Fabryka Raabego była znana na całym świecie. Produkowała m.in. drewniane obcasy do butów. Miasto chce teraz nazwać rondo imieniem jej założyciela.
Był to Henryk Raabe, który na bialskiej Woli w 1869 roku powołał zakład. Ten wybitny przemysłowiec pochodzenia żydowskiego do Polski przybył z Francji. Bialska fabryka na początku wyrabiała ćwieki do obuwia. Później, produkcję poszerzono o kopyta szewskie, a od 1923 roku drewniane obcasy z Białej Podlaskiej trafiały do znanych firm obuwniczych, na przykład czeskiej Baty czy amerykańskich Ball-Band i Pepege.

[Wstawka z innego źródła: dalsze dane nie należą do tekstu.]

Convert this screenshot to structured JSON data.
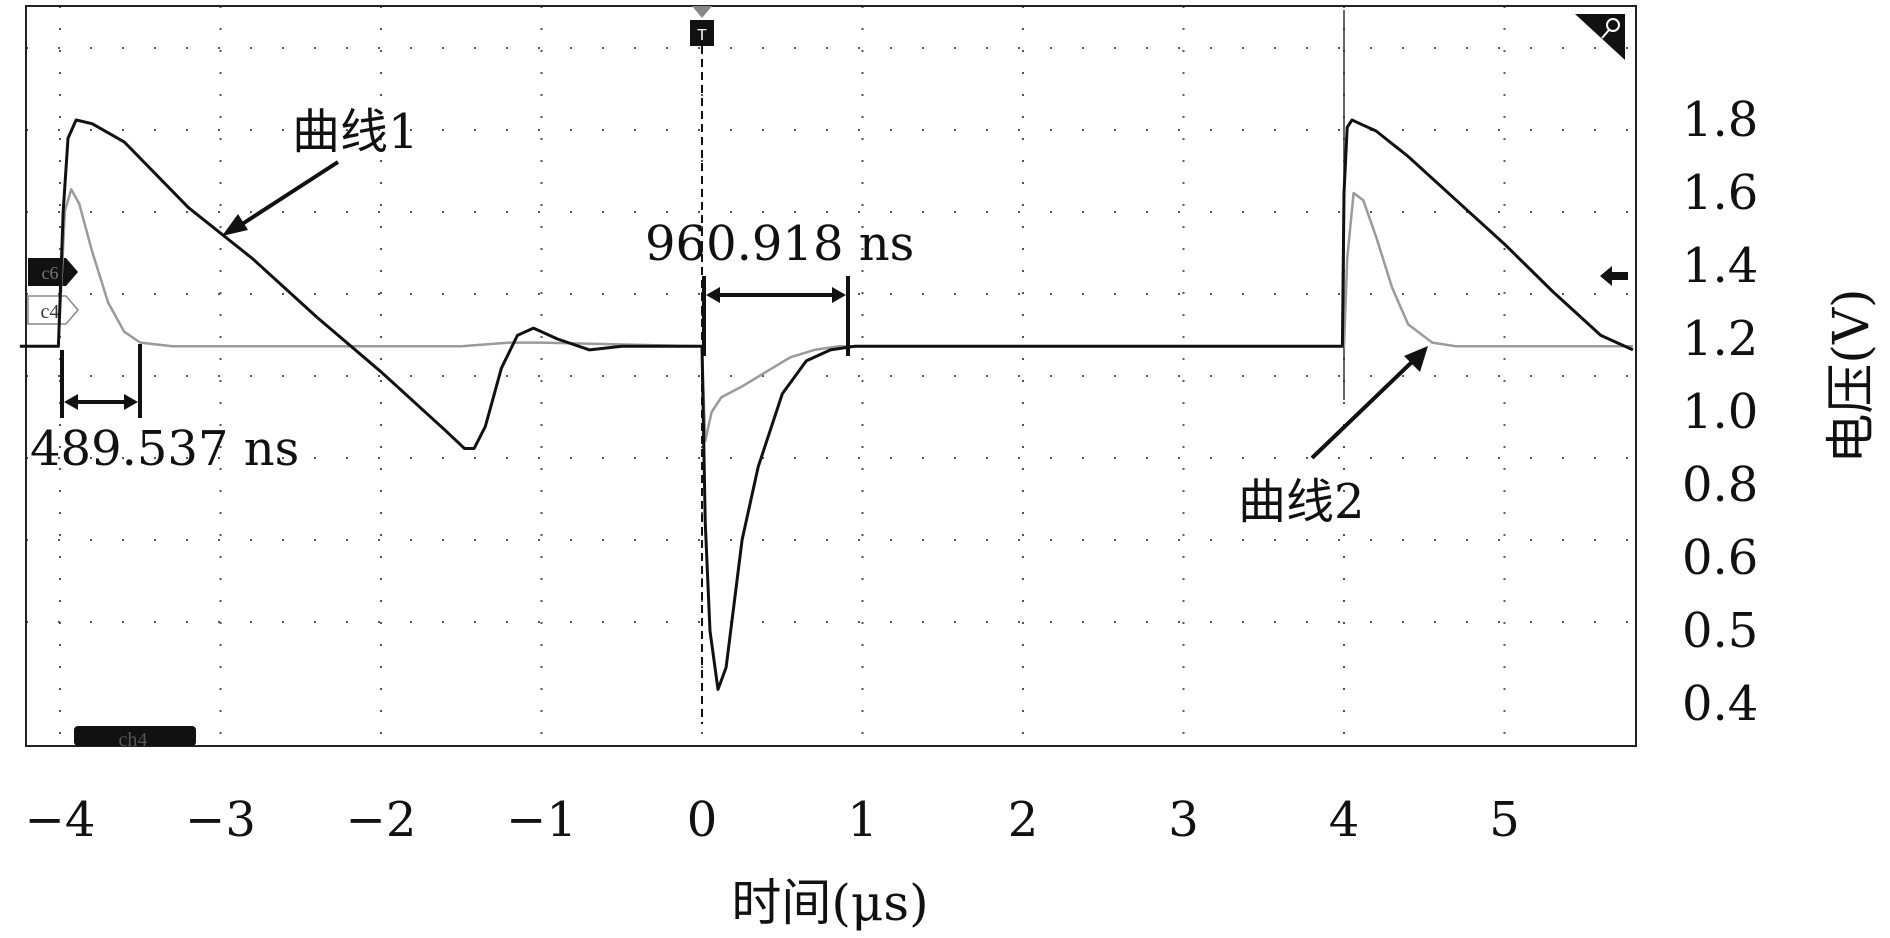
{
  "chart_data": {
    "type": "line",
    "xlabel": "时间(μs)",
    "ylabel": "电压(V)",
    "xlim": [
      -4.25,
      5.8
    ],
    "x_ticks": [
      "−4",
      "−3",
      "−2",
      "−1",
      "0",
      "1",
      "2",
      "3",
      "4",
      "5"
    ],
    "y_ticks": [
      "1.8",
      "1.6",
      "1.4",
      "1.2",
      "1.0",
      "0.8",
      "0.6",
      "0.5",
      "0.4"
    ],
    "grid": true,
    "series": [
      {
        "name": "曲线1",
        "color": "#111111",
        "x": [
          -4.25,
          -4.01,
          -3.98,
          -3.95,
          -3.9,
          -3.8,
          -3.6,
          -3.2,
          -2.8,
          -2.4,
          -2.0,
          -1.6,
          -1.48,
          -1.42,
          -1.35,
          -1.25,
          -1.15,
          -1.05,
          -0.9,
          -0.7,
          -0.5,
          -0.3,
          0.0,
          0.02,
          0.05,
          0.1,
          0.15,
          0.25,
          0.35,
          0.5,
          0.65,
          0.8,
          0.95,
          1.1,
          2.0,
          3.0,
          3.99,
          4.0,
          4.02,
          4.05,
          4.1,
          4.2,
          4.4,
          4.7,
          5.0,
          5.3,
          5.6,
          5.8
        ],
        "y": [
          1.18,
          1.18,
          1.55,
          1.75,
          1.8,
          1.79,
          1.74,
          1.56,
          1.42,
          1.26,
          1.11,
          0.95,
          0.9,
          0.9,
          0.96,
          1.12,
          1.21,
          1.23,
          1.2,
          1.17,
          1.18,
          1.18,
          1.18,
          0.7,
          0.5,
          0.42,
          0.45,
          0.65,
          0.85,
          1.05,
          1.14,
          1.17,
          1.18,
          1.18,
          1.18,
          1.18,
          1.18,
          1.6,
          1.78,
          1.8,
          1.79,
          1.77,
          1.7,
          1.58,
          1.46,
          1.33,
          1.21,
          1.17
        ]
      },
      {
        "name": "曲线2",
        "color": "#9a9a9a",
        "x": [
          -4.25,
          -4.01,
          -3.97,
          -3.93,
          -3.88,
          -3.8,
          -3.7,
          -3.6,
          -3.5,
          -3.3,
          -1.5,
          -1.2,
          -1.0,
          0.0,
          0.02,
          0.06,
          0.12,
          0.25,
          0.4,
          0.55,
          0.7,
          0.85,
          1.0,
          4.0,
          4.02,
          4.06,
          4.12,
          4.2,
          4.3,
          4.4,
          4.55,
          4.7,
          5.8
        ],
        "y": [
          1.18,
          1.18,
          1.55,
          1.61,
          1.57,
          1.44,
          1.3,
          1.22,
          1.19,
          1.18,
          1.18,
          1.19,
          1.19,
          1.18,
          0.92,
          1.0,
          1.04,
          1.07,
          1.11,
          1.15,
          1.17,
          1.18,
          1.18,
          1.18,
          1.42,
          1.6,
          1.58,
          1.48,
          1.34,
          1.24,
          1.19,
          1.18,
          1.18
        ]
      }
    ],
    "annotations": {
      "curve1_label": "曲线1",
      "curve2_label": "曲线2",
      "measure_left": "489.537 ns",
      "measure_mid": "960.918 ns",
      "ch_c6": "c6",
      "ch_c4": "c4",
      "ch_ch4": "ch4",
      "trigger": "T"
    }
  }
}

Raabe produkował też miarki metryczne, ekierki, linijki a od 1937 roku parkiet dębowy.
Miasto chce upamiętnić tę ważną postać. Rondo, które znajduje się w pobliżu dawnej lokalizacji fabryki, ma zostać nazwane imieniem wybitnego żydowskiego przemysłowca. „W fabryce Raabego rozwijała się również działalność społeczna i oświatowo-kulturalna. W 1904 r. została utworzona szkoła dla młodzieży i dorosłych, prowadząca nauczanie w języku polskim. Potajemnie nauczano też historii. Funkcjonowała także fabryczna orkiestra dęta. Na początku 1914 r. Zakłady Raabego były jedną z poważniejszych fabryk wyrobów drzewnych w Kongresówce. Zatrudniały ponad 500 robotników” - czytamy w projekcie uchwały, którym radni zajmą się na sesji w tym tygodniu.
Niestety wojska rosyjskie podpaliły zakład. A okupanci niemieccy doszczętnie zniszczyli jego zaplecze. Ale fabryka została odbudowana po wojnie. „W opinii profesora Mierzwińskiego, autora książki o historii miasta, fabryka odegrała wielką rolę miastotwórczą w rozwoju Białej Podlaskiej, a także społeczno-ekonomiczną, dając zatrudnienie mieszkańcom miasta i powiatu bialskiego” -podkreślają urzędnicy w projekcie uchwały.
Niedawno w miejscu dawnej fabryki powstała galeria handlowa Karuzela. A jej inwestor sfinansował też budowę ronda na skrzyżowaniu ulic Łomaskiej i Sportowej.